- Directed by: Evangelia Kranioti
- Produced by: Evangelia Kranioti
- Starring: Luana Muniz
- Cinematography: Evangelia Kranioti
- Edited by: Yorgos Lamprinos
- Production company: Tropical Underground
- Release date: 16 February 2018 (Berlin);
- Running time: 59 minutes
- Countries: Greece France
- Language: Portuguese

= Obscuro Barroco =

Obscuro Barroco is a documentary film, directed by Evangelia Kranioti and released in 2018. A Greek and French coproduction, the film profiles Luana Muniz, a Brazilian transgender activist.

==Summary==
Obscuro Barroco is an object that transforms infinitely, that devours infinitely: it is the mouth of Luana Muniz, a legendary figure of Rio de Janeiro’s night that serves as the stolen point of entry to the city's nocturnal incandescence.
The film opens with a seductive ballet of luxuriant tropical vegetation caught in the sea breeze and bowing under heavy rain drops. The theatrical beauty of these evergreen trees is so intense that it appears to border upon the artificial: these images set the stage for a reversal of perspective in which nature itself seems factitious. It will reappear in the glittering décor of a carnival float, the swirling gateway to an artificial paradise that a healer blows in our face. It is our very capacity for metempsychosis that plays out in this film, this strange and unknown faculty through which our soul can move towards, through and inside other bodies. A true question of cinema, then.

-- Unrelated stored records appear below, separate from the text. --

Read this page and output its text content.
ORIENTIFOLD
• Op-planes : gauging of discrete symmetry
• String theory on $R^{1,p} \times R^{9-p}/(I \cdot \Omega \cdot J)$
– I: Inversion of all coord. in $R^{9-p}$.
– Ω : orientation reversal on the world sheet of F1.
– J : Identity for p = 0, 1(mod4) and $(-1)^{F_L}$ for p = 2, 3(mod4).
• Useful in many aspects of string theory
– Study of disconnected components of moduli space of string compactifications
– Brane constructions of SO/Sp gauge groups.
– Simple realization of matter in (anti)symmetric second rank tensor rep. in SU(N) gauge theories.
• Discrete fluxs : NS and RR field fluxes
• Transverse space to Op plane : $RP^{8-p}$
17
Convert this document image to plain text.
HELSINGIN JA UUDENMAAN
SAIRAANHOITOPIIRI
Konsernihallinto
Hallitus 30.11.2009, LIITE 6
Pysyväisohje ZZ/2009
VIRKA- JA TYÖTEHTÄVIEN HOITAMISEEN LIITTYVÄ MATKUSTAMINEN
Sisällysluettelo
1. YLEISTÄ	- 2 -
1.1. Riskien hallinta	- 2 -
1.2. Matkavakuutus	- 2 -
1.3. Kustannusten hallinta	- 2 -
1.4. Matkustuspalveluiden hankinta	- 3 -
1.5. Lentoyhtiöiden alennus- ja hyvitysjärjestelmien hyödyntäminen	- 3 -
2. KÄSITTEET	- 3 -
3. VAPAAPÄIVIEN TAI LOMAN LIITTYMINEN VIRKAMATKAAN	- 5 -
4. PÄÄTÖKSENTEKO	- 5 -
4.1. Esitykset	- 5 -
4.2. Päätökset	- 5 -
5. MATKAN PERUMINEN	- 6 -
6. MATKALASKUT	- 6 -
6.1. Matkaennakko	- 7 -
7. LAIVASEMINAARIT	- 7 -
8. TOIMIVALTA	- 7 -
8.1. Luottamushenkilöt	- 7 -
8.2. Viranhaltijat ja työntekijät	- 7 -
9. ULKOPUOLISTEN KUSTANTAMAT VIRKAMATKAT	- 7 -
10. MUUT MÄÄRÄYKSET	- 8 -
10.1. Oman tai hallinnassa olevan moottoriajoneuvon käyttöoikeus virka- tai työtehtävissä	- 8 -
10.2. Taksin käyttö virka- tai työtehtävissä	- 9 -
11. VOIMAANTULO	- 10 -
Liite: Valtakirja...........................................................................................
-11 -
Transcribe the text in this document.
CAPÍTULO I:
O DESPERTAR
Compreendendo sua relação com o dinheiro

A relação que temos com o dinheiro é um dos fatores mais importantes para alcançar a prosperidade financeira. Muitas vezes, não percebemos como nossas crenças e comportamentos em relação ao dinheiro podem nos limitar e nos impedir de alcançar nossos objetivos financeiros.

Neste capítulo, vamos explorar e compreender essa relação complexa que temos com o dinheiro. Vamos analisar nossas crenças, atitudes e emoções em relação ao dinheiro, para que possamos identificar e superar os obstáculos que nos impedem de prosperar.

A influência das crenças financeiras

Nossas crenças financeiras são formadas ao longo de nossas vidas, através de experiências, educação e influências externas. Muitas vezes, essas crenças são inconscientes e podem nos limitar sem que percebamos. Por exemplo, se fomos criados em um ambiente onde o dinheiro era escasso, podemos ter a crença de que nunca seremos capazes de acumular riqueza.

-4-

Obscuro Barroco is a docufiction about the dizzying heights of gender and metamorphosis. It is also a cinematographic hommage to a land of extremes, the city of Rio de Janeiro. Following the path of iconic transsexual figure Luana Muniz (1961-2017), the film explores different quests for the self through transvestism, carnaval and political struggle. In turn, it asks questions about the desire for transformation of the body, both intimate and social.

The film had its theatrical premiere at the 2018 Berlin International Film Festival, where it won a Jury Award from the Teddy Award program.